Новое лицо развлекло задумчивость майора и даже развеселило его. Это был поручик Левчинский, выехавший в тот день впервые после болезни и поспешивший изъявить благодарность свою Максиму Кирилловичу и милой его дочери за оказанное ему участие. С ним приехал и Спирид Гордеевич, который во все время болезни Левчинского принимал о нем отеческие попечения и полюбил его как родного сына: это чувствование было ново для доброго старика, потому что сам он не имел детей и, похоронив за три года перед тем подругу преклонных своих лет, был совершенно одинок.
Ганнуся, услышав о приезде Левчинского, смутилась и не могла ни на что решиться. Сердце влекло ее навстречу долгожданному гостю; но природная стыдливость и привычная застенчивость малороссийской панны останавливали милую девушку в ее комнате. И здесь ее состояние было почти лихорадочное: то вдруг чувствовала она легкую дрожь, то жаркий румянец вспыхивал у нее в щеках и даже пробегал по челу, высокая грудь ее волновалась, глаза покрывались тонкою, теплою влагой… В таком состоянии борьбы провела она более получаса, пока отец не кликнул ее из другой комнаты.

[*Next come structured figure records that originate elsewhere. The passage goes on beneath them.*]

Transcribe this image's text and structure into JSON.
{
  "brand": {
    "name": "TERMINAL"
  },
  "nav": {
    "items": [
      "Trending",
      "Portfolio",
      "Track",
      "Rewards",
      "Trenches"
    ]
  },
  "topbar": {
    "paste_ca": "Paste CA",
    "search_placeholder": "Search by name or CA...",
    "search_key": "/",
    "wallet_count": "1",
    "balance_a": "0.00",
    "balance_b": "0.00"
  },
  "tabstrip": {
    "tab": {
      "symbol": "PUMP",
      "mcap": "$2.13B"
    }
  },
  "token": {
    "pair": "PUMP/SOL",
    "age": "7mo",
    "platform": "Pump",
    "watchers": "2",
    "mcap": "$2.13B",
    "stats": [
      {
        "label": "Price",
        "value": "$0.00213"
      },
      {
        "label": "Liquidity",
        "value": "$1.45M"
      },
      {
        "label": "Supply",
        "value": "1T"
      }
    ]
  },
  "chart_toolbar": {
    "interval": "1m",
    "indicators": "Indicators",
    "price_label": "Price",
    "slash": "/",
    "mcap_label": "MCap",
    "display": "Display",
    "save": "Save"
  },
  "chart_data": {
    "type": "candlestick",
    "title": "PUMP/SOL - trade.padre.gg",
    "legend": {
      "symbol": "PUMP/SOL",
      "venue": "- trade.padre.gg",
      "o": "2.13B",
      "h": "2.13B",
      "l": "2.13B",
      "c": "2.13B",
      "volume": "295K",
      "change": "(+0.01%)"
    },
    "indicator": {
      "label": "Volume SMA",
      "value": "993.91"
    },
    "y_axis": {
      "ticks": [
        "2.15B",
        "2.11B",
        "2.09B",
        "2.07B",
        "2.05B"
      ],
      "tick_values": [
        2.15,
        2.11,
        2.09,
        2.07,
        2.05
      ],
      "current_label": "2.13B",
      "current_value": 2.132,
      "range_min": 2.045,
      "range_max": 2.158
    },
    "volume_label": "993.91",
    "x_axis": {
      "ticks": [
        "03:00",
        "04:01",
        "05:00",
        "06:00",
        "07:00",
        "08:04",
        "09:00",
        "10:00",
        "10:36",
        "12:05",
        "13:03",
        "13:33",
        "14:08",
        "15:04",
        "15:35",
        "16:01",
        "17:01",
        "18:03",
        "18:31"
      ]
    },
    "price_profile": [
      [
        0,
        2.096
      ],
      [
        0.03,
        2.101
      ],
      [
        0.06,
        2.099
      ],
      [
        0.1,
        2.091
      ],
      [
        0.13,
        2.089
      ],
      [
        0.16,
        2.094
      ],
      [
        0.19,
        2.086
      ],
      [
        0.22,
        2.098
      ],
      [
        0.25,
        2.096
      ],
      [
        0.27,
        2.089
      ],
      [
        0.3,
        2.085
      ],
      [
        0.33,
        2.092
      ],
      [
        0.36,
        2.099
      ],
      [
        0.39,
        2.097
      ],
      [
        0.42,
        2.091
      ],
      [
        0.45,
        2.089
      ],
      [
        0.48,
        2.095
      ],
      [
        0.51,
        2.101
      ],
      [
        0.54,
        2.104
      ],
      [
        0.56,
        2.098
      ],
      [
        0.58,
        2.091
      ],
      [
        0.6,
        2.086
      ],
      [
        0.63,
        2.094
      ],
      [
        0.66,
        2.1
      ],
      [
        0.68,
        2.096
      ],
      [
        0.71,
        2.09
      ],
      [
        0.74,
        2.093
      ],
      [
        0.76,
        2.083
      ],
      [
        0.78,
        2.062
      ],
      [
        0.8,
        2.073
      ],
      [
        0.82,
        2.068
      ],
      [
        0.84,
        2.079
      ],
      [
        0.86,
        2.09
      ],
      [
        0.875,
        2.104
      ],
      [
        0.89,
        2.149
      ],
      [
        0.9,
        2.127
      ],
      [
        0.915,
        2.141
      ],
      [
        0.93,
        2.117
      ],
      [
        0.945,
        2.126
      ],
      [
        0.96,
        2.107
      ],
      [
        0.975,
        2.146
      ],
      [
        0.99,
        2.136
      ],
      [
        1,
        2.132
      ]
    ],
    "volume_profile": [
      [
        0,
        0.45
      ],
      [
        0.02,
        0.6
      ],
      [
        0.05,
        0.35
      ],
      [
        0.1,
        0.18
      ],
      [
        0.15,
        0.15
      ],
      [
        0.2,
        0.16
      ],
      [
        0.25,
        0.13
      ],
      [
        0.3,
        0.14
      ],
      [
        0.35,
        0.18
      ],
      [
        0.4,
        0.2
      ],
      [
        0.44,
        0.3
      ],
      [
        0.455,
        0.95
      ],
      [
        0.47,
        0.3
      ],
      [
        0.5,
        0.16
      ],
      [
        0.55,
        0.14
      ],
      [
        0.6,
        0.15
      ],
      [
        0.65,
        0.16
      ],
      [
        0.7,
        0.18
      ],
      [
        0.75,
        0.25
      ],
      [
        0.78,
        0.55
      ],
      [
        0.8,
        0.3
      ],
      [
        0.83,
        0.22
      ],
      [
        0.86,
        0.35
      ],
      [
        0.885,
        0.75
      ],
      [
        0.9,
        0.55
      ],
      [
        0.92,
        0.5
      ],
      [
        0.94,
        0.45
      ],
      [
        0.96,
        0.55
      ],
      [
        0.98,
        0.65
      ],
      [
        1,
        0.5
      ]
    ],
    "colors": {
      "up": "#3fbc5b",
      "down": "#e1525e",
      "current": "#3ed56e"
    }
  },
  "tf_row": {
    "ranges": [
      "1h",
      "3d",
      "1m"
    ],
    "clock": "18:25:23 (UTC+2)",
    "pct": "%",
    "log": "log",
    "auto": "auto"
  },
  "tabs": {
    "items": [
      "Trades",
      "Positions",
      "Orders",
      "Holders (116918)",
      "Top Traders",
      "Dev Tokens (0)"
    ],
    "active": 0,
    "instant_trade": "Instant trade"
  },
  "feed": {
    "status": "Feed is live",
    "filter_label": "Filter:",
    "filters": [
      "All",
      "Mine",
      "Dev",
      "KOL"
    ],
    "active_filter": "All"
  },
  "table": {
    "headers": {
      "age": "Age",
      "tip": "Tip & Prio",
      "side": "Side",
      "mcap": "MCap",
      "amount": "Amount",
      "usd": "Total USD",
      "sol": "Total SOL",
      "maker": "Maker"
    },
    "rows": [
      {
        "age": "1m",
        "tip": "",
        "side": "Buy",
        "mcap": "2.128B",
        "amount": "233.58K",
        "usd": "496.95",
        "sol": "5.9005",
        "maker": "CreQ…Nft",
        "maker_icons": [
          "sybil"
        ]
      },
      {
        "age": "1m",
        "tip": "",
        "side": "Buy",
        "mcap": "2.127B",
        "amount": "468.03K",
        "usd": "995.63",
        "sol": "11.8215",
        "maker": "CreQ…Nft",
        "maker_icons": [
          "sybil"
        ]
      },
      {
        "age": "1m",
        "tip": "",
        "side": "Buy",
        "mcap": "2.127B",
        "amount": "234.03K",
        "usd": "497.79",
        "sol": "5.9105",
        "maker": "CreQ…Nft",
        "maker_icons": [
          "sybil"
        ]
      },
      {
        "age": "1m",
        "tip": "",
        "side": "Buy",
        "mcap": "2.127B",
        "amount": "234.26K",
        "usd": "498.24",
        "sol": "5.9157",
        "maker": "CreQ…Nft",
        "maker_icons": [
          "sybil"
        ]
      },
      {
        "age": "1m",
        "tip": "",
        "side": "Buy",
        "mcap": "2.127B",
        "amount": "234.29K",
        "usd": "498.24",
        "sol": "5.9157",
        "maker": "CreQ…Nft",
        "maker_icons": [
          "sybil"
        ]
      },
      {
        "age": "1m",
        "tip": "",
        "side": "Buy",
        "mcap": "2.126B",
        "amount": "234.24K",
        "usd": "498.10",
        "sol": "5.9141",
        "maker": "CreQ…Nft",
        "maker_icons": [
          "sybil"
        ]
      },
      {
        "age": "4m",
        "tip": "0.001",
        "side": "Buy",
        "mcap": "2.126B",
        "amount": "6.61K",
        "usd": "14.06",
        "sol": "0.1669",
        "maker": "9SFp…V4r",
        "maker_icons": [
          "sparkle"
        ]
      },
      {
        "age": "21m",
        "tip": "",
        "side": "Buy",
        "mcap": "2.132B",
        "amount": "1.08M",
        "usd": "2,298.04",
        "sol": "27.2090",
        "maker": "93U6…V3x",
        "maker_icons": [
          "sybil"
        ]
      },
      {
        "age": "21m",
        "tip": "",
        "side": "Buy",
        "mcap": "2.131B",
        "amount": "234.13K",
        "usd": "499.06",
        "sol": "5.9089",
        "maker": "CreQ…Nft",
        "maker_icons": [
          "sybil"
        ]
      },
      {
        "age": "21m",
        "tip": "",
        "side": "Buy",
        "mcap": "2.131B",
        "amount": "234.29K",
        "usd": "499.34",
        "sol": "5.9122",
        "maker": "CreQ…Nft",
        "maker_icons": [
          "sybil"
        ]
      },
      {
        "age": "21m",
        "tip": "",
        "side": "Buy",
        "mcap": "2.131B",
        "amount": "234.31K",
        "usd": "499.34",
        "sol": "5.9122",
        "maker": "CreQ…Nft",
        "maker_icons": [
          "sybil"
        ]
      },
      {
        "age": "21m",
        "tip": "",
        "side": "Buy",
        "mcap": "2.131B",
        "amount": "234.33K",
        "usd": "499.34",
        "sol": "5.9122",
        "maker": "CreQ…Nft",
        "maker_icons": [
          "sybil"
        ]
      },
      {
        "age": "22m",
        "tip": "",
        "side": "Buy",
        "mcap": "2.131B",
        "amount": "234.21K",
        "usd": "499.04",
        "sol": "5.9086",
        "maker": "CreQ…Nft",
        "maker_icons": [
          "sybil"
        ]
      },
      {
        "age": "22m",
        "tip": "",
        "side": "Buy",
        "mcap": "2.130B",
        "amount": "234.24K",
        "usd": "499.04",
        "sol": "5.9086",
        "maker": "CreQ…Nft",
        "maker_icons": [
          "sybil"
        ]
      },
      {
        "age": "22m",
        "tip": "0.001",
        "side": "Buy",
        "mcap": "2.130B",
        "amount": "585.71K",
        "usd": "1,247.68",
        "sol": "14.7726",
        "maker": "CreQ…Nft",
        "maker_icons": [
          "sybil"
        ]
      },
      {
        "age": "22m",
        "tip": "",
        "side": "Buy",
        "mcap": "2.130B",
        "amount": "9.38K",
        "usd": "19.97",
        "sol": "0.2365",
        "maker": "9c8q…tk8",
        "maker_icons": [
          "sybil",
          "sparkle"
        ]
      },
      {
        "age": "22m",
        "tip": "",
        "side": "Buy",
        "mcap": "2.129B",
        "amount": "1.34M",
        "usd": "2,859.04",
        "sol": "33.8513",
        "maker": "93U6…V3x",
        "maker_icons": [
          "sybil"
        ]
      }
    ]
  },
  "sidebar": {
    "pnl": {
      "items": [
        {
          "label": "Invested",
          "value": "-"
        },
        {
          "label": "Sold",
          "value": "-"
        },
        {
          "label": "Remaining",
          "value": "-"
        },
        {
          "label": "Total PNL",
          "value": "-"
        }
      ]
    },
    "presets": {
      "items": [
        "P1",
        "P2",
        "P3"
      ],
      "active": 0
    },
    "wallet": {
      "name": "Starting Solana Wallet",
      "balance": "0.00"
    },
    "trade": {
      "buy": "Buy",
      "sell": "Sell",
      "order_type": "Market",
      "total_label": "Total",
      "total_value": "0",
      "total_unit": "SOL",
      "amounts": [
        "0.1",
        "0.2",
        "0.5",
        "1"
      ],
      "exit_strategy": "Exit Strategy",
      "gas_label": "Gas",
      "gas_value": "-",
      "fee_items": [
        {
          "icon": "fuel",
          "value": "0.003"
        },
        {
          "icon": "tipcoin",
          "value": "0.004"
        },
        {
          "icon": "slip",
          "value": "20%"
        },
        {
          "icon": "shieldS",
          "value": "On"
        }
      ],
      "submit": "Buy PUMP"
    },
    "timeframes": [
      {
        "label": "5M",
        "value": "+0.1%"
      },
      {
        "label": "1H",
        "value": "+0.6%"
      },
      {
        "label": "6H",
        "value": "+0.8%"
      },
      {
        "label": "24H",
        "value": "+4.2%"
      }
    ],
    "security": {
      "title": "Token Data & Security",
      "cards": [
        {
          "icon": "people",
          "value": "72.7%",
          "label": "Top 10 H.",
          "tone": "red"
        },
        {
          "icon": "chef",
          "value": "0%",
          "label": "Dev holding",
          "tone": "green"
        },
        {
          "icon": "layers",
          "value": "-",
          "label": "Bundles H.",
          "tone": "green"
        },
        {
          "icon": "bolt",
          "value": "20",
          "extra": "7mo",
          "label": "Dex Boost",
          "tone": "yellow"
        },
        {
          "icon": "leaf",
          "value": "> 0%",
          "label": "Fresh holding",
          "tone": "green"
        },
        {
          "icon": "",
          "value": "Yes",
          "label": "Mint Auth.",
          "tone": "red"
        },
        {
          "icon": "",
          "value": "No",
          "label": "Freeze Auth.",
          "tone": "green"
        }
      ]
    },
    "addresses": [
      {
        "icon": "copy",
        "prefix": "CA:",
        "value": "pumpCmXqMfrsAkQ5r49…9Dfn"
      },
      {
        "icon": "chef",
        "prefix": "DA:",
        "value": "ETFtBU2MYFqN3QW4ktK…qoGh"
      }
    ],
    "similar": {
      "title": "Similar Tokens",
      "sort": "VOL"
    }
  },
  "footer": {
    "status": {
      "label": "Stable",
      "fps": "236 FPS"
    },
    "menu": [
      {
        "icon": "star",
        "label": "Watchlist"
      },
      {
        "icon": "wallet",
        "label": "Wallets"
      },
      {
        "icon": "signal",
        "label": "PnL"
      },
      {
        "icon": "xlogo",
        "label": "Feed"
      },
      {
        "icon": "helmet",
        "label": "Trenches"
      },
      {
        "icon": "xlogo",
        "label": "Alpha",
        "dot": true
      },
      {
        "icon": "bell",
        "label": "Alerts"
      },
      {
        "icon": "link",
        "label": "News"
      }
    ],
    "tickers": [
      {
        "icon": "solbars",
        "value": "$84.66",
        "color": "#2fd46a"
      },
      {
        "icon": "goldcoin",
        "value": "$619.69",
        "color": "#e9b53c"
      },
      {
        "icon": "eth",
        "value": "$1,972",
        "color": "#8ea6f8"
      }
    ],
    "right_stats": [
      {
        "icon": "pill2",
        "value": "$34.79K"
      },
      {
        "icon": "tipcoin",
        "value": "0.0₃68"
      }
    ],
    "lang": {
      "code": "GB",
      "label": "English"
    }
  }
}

Тогда, собрав всю бодрость девического своего сердца, она вышла к гостям; но приближение и первый звук голоса ее избавителя снова вызвали ту же краску на ее лице и тот же легкий, электрический трепет по всему ее телу. Не скоро могла она прийти в себя и отвечать полусловами на приветствия и выражения благодарности, сказанные ей Левчинским, который, может быть, в душе своей был не более спокоен, хотя, привыкнув во время службы к светскому обращению, более умел владеть собою. Наконец, крупные слезы скатились с длинных черных ресниц Ганнуси, и она облегчила свое сердце тем, что высказала с своей стороны молодому поручику — правда, с крайним усилием и в несвязных словах — благодарность свою за спасение ей жизни.
Когда холодный порядок разговора несколько восстановился и Максим Кириллович завел с Левчинским речь о старых и новых служивых, о походах и битвах, тогда Ганнуся, тихо сидевшая в отдалении с сложенными руками, по обычаю малороссийских девиц, оправилась и начала дышать вольнее. Она украдкою начала уже всматриваться в лицо своего избавителя, замечала каждую его черту, каждое движение и часто, спустя голову, вылетавшими из уст ее вздохами нагревала прелестную грудь свою.